It was eerily silent in the bullpen of the Central City Sentinel without the usual constant background noise of TV news programs playing and computer fans humming and the clatter of keyboard keys. The particle accelerator explosion had knocked out power across the city, and work at the Sentinel had ground to halt. Now they were all just waiting for the power to come back on and to hear if an evacuation would be necessary or not. With her super sensitive hearing, Kara could hear the pounding heartbeats of the other people in the bullpen, but to them she imagined it was utterly and totally silent.
Kara's phone rang, shattering the quiet. She flinched, startled. She hadn't realized that any of the local cell towers were still working.
"Hello?" she asked, lifting her phone to her ear with hands gone suddenly shaky and unsteady, fearing the worst.
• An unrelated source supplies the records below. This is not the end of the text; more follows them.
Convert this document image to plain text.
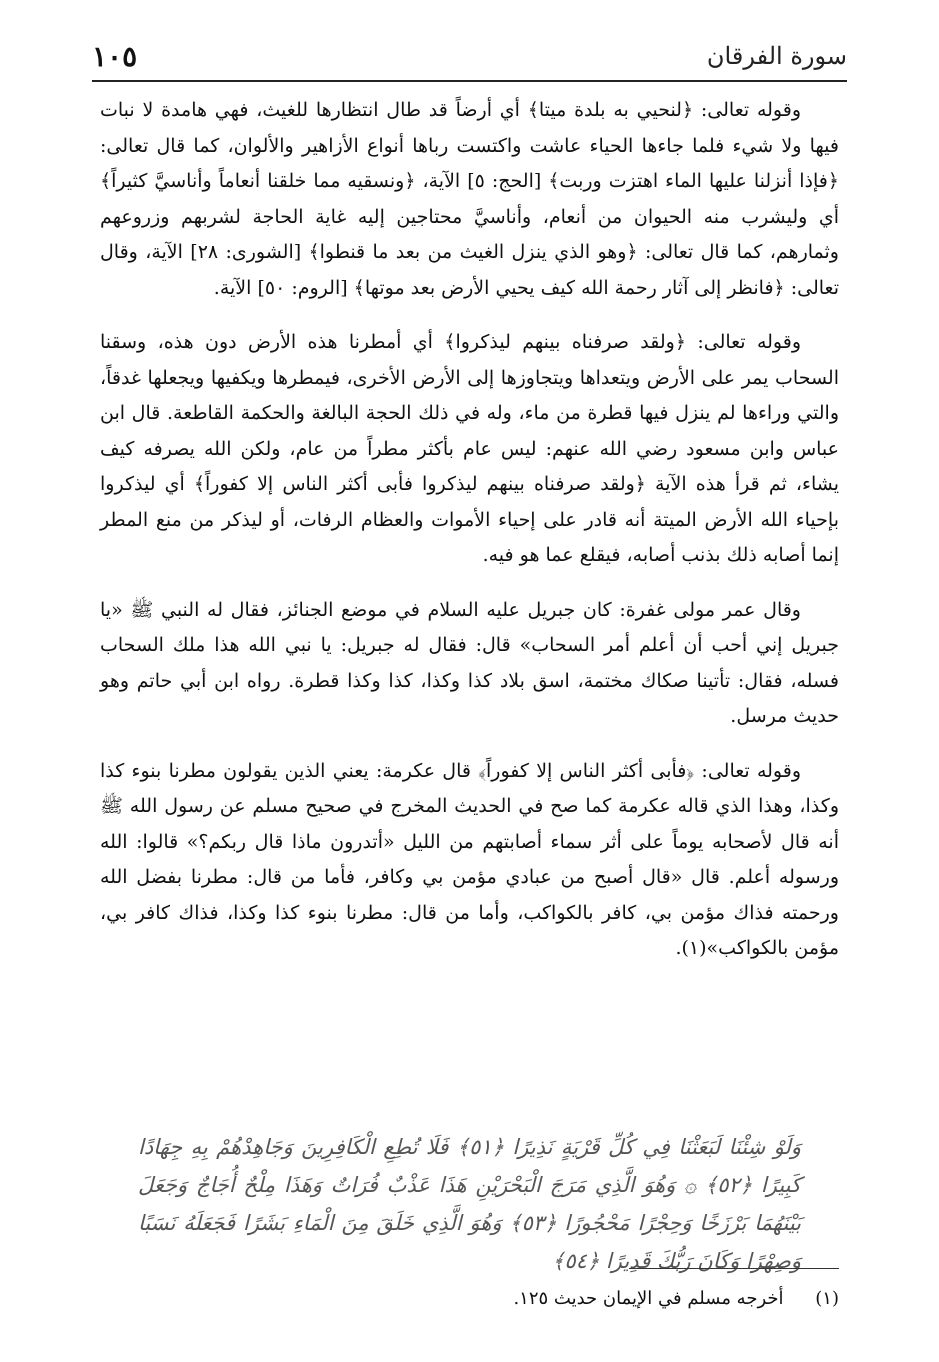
سورة الفرقان
١٠٥

وقوله تعالى: ﴿لنحيي به بلدة ميتا﴾ أي أرضاً قد طال انتظارها للغيث، فهي هامدة لا نبات فيها ولا شيء فلما جاءها الحياء عاشت واكتست رباها أنواع الأزاهير والألوان، كما قال تعالى: ﴿فإذا أنزلنا عليها الماء اهتزت وربت﴾ [الحج: ٥] الآية، ﴿ونسقيه مما خلقنا أنعاماً وأناسيَّ كثيراً﴾ أي وليشرب منه الحيوان من أنعام، وأناسيَّ محتاجين إليه غاية الحاجة لشربهم وزروعهم وثمارهم، كما قال تعالى: ﴿وهو الذي ينزل الغيث من بعد ما قنطوا﴾ [الشورى: ٢٨] الآية، وقال تعالى: ﴿فانظر إلى آثار رحمة الله كيف يحيي الأرض بعد موتها﴾ [الروم: ٥٠] الآية.

وقوله تعالى: ﴿ولقد صرفناه بينهم ليذكروا﴾ أي أمطرنا هذه الأرض دون هذه، وسقنا السحاب يمر على الأرض ويتعداها ويتجاوزها إلى الأرض الأخرى، فيمطرها ويكفيها ويجعلها غدقاً، والتي وراءها لم ينزل فيها قطرة من ماء، وله في ذلك الحجة البالغة والحكمة القاطعة. قال ابن عباس وابن مسعود رضي الله عنهم: ليس عام بأكثر مطراً من عام، ولكن الله يصرفه كيف يشاء، ثم قرأ هذه الآية ﴿ولقد صرفناه بينهم ليذكروا فأبى أكثر الناس إلا كفوراً﴾ أي ليذكروا بإحياء الله الأرض الميتة أنه قادر على إحياء الأموات والعظام الرفات، أو ليذكر من منع المطر إنما أصابه ذلك بذنب أصابه، فيقلع عما هو فيه.

وقال عمر مولى غفرة: كان جبريل عليه السلام في موضع الجنائز، فقال له النبي ﷺ «يا جبريل إني أحب أن أعلم أمر السحاب» قال: فقال له جبريل: يا نبي الله هذا ملك السحاب فسله، فقال: تأتينا صكاك مختمة، اسق بلاد كذا وكذا، كذا وكذا قطرة. رواه ابن أبي حاتم وهو حديث مرسل.

وقوله تعالى: ﴿فأبى أكثر الناس إلا كفوراً﴾ قال عكرمة: يعني الذين يقولون مطرنا بنوء كذا وكذا، وهذا الذي قاله عكرمة كما صح في الحديث المخرج في صحيح مسلم عن رسول الله ﷺ أنه قال لأصحابه يوماً على أثر سماء أصابتهم من الليل «أتدرون ماذا قال ربكم؟» قالوا: الله ورسوله أعلم. قال «قال أصبح من عبادي مؤمن بي وكافر، فأما من قال: مطرنا بفضل الله ورحمته فذاك مؤمن بي، كافر بالكواكب، وأما من قال: مطرنا بنوء كذا وكذا، فذاك كافر بي، مؤمن بالكواكب»(١).

وَلَوْ شِئْنَا لَبَعَثْنَا فِي كُلِّ قَرْيَةٍ نَذِيرًا ﴿٥١﴾ فَلَا تُطِعِ الْكَافِرِينَ وَجَاهِدْهُمْ بِهِ جِهَادًا كَبِيرًا ﴿٥٢﴾ ۞ وَهُوَ الَّذِي مَرَجَ الْبَحْرَيْنِ هَذَا عَذْبٌ فُرَاتٌ وَهَذَا مِلْحٌ أُجَاجٌ وَجَعَلَ بَيْنَهُمَا بَرْزَخًا وَحِجْرًا مَحْجُورًا ﴿٥٣﴾ وَهُوَ الَّذِي خَلَقَ مِنَ الْمَاءِ بَشَرًا فَجَعَلَهُ نَسَبًا وَصِهْرًا وَكَانَ رَبُّكَ قَدِيرًا ﴿٥٤﴾
(١) أخرجه مسلم في الإيمان حديث ١٢٥.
"Kara," Iris said breathlessly on the other end. "Something's happened. You need to get to the hospital. It's-it's Barry." Her voice broke on the last sentence. Kara felt the world drop out from under her. She hung up her phone and ran to her editor's office.
"I need to go," she said in a rush, leaning into the doorway, clinging to its edge with a white-knuckled grip. "It's my brother. He's in the hospital. I need to go see him." Her editor looked a little startled by her sudden appearance, but recovered quickly.
"Of course," she said. "Go." Kara blinked, caught off guard. For some reason, she'd been expecting more resistance, but she realized that her editor had prepared herself for requests like Kara's in the wake of what had just happened at STAR Labs. Plus, Kara would never ask to duck out of work early under normal circumstances, so she had that going for her. Realizing that she was wasting time, she swung herself out of the doorway of her editor's office and raced for the front entrance of the building.
A short time later, Kara went racing into the hospital, her footsteps clattering against its linoleum floor. She'd run here as she could from the Sentinel. She'd wanted to fly- it would have gotten her here faster- but the risk of being seen was too great. Even just on foot, she'd managed to cover the distance fairly quickly- her Kryptonian physiology was such that her top running speed was faster than anything an ordinary human could manage, especially her brother. She'd never met a person who ran more slowly than her brother. The thought of him made her falter, given the circumstances, and she hastily shoved it aside.
After being directed to Barry's hospital room, Kara arrived there to find her way inside blocked by bodies- Joe, Iris, Henry, and Nora were all crowded inside. In other words, everyone Barry considered family, except for her. A cry of distress escaped her at the thought that she hadn't been there for her brother when he'd needed her, just like she hadn't been there for her cousin when he'd needed her. So far, her track record was terrible.
Iris, who had been standing closest to the door, turned at the sound Kara had made and immediately pulled her into a hug.
"I'm sorry, I'm so sorry," Kara mumbled into her shoulder in a desperate, trembling voice. "I should have been there-"
"It's not your fault," Iris interjected gently. "There was nothing you could have done." Iris didn't know the truth about her, didn't know that there were things she could have done if only she had been there, so Kara refused to allow herself to take comfort in her words.
The moment Iris released her and she finally gained entrance into the room, Kara ran straight to Barry's bedside, slipping between her parents, who were standing there looking down on their son with expressions of worry so intense that it bordered on terror. She looked back and forth between them and her brother for a moment before dragging the unoccupied chair sitting in the corner over to the side of the bed and dropping into it like a stone. She took Barry's hand in hers and gave it a squeeze, hoping that, somewhere in the depths of his coma, he would feel it and know that even if she had been late, she was here with and for him now.
The next thing Kara knew, someone was shaking her awake. She didn't know when she'd fallen asleep, or how long she'd been out, but a quick glance around the room told her that it had been long enough for it to have emptied of everyone but her, her brother, and her parents. Then she realized that her mother was standing over her, one hand on her shoulder, studying her face with gentle concern.
"We need to go, honey," she said, voice soft, regret tinging her words. "Visiting hours are ending soon."
"No," Kara said, leaning away from Nora as much as she could manage without moving away from Barry or letting go of his hand. "I need to be here for Barry. He needs to know that I'm here. Please don't make me leave him."
"If we don't leave, they're going to kick us out," Nora explained, the regret that tinged her voice turning into sympathy and something that sounded like sorrow. She didn't want to leave Barry any more than Kara did, but somehow that didn't change her stance.
"Please," Kara whispered. She glanced frantically back and forth between Henry and Nora, silently begging just one of them to budge, to change their minds and let her stay with Barry. Neither of them did, and the next thing she knew they each had a hand on one of her arms and were gently and carefully guiding her up out of her chair. Kara knew that she could resist, that if she planted herself and simply refused to move, there'd be nothing Henry or Nora could do to make her, and nothing anyone on the hospital staff could do either, but she found that all the fight had gone out of her.
"Let's go, sweetie," Nora said, draping an arm across her shoulders and walking her out of the room. "We can come back tomorrow. I promise."